Assessing Volatility of Returns in Select Stock Markets: Evidence from India, Singapore and USA
DOI:
https://doi.org/10.33422/eje.v5i1.970Keywords:
Volatility, stock return, Covid-19, Singapore, USA, IndiaAbstract
Volatility can be regarded as one of the crucial aspects to judge movements of stock price while making financial decisions. This article tried to articulate the movements of stock return during the time comprising before, after COVID-19 pandemic period empirically.
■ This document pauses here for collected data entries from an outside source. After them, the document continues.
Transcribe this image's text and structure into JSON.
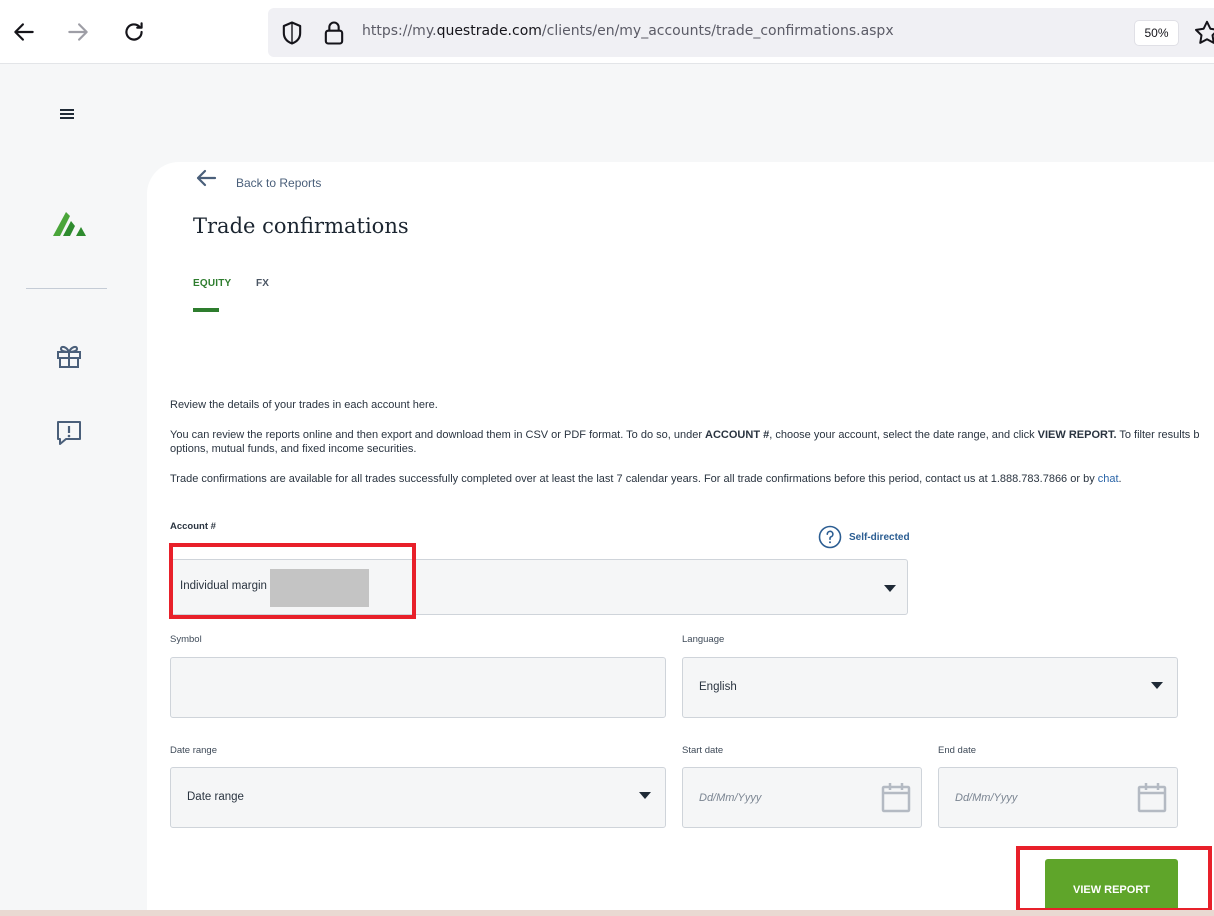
{
  "browser": {
    "url_prefix": "https://my.",
    "url_domain": "questrade.com",
    "url_path": "/clients/en/my_accounts/trade_confirmations.aspx",
    "zoom": "50%"
  },
  "sidebar": {
    "icons": [
      "menu-icon",
      "brand-logo",
      "gift-icon",
      "feedback-icon"
    ]
  },
  "page": {
    "back_label": "Back to Reports",
    "title": "Trade confirmations",
    "tabs": [
      {
        "label": "EQUITY",
        "active": true
      },
      {
        "label": "FX",
        "active": false
      }
    ],
    "intro": "Review the details of your trades in each account here.",
    "instructions": {
      "part1": "You can review the reports online and then export and download them in CSV or PDF format. To do so, under ",
      "bold1": "ACCOUNT #",
      "part2": ", choose your account, select the date range, and click ",
      "bold2": "VIEW REPORT.",
      "part3": " To filter results b",
      "line2": "options, mutual funds, and fixed income securities."
    },
    "availability": {
      "text": "Trade confirmations are available for all trades successfully completed over at least the last 7 calendar years. For all trade confirmations before this period, contact us at 1.888.783.7866 or by ",
      "link": "chat",
      "end": "."
    }
  },
  "form": {
    "account_label": "Account #",
    "account_type": "Self-directed",
    "account_value": "Individual margin",
    "symbol_label": "Symbol",
    "symbol_value": "",
    "language_label": "Language",
    "language_value": "English",
    "date_range_label": "Date range",
    "date_range_value": "Date range",
    "start_date_label": "Start date",
    "start_date_placeholder": "Dd/Mm/Yyyy",
    "end_date_label": "End date",
    "end_date_placeholder": "Dd/Mm/Yyyy",
    "submit_label": "VIEW REPORT"
  },
  "colors": {
    "accent_green": "#2e7d2e",
    "button_green": "#5fa52a",
    "highlight_red": "#e8202a",
    "link_blue": "#2b65a8"
  }
}
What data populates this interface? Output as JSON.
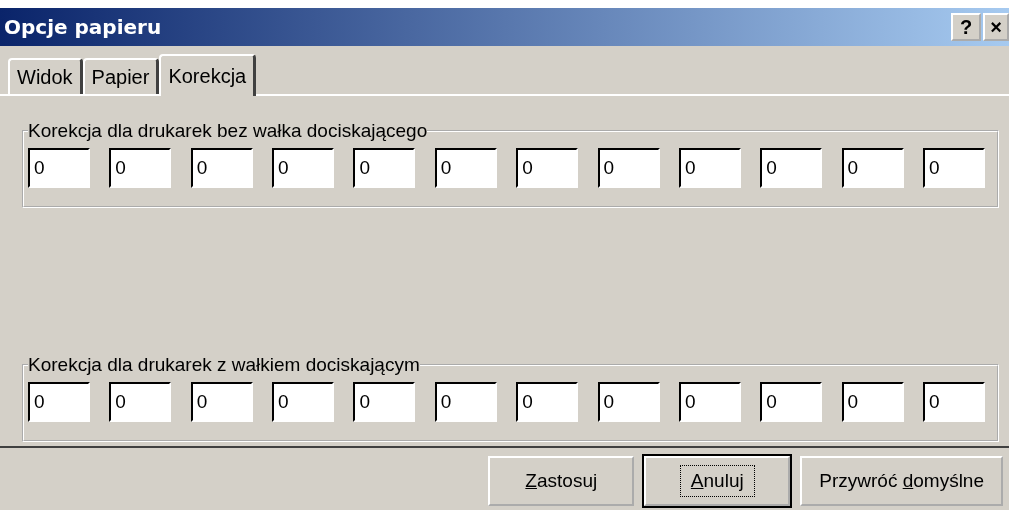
{
  "window": {
    "title": "Opcje papieru"
  },
  "title_buttons": [
    {
      "kind": "help",
      "label": "?"
    },
    {
      "kind": "close",
      "label": "×"
    }
  ],
  "tabs": [
    {
      "label": "Widok",
      "selected": false
    },
    {
      "label": "Papier",
      "selected": false
    },
    {
      "label": "Korekcja",
      "selected": true
    }
  ],
  "groups": [
    {
      "legend": "Korekcja dla drukarek bez wałka dociskającego",
      "fields": [
        "0",
        "0",
        "0",
        "0",
        "0",
        "0",
        "0",
        "0",
        "0",
        "0",
        "0",
        "0"
      ]
    },
    {
      "legend": "Korekcja dla drukarek z wałkiem dociskającym",
      "fields": [
        "0",
        "0",
        "0",
        "0",
        "0",
        "0",
        "0",
        "0",
        "0",
        "0",
        "0",
        "0"
      ]
    }
  ],
  "buttons": [
    {
      "key": "Z",
      "post": "astosuj",
      "focused": false
    },
    {
      "key": "A",
      "post": "nuluj",
      "focused": true
    },
    {
      "pre": "Przywróć ",
      "key": "d",
      "post": "omyślne",
      "focused": false
    }
  ]
}
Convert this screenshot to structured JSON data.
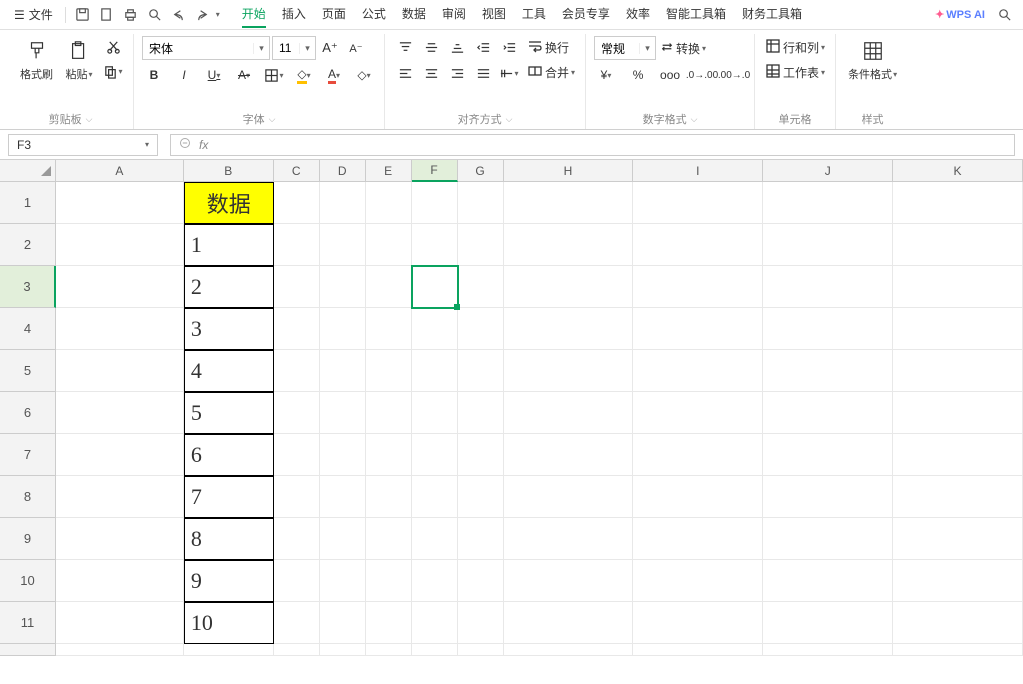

To accurately incarcerate the volatility of asset returns, the study presented the commonly used GARCH (1,1) volatility model for assessing the volatility of daily returns of STI (Singapore), Dows and Jones (USA), BSE Sensex (India) stock prices from 1st Jan 2018- 31st Dec 2022, where from 1st Jan 2018 to 16th Jan 2020 is denoted as pre covid-19 phase and From 17th Jan 2020- 31st Dec 2022 is considered as during COVID- 19 phase. The findings suggest that all the markets under study had strong GARCH effect and the volatility clustering is relatively relentless and also the effect of older news upon volatility is quite persistent. In upcoming period, researchers can assess the performance of time series models with multiple variables using day by day return data of more such global markets.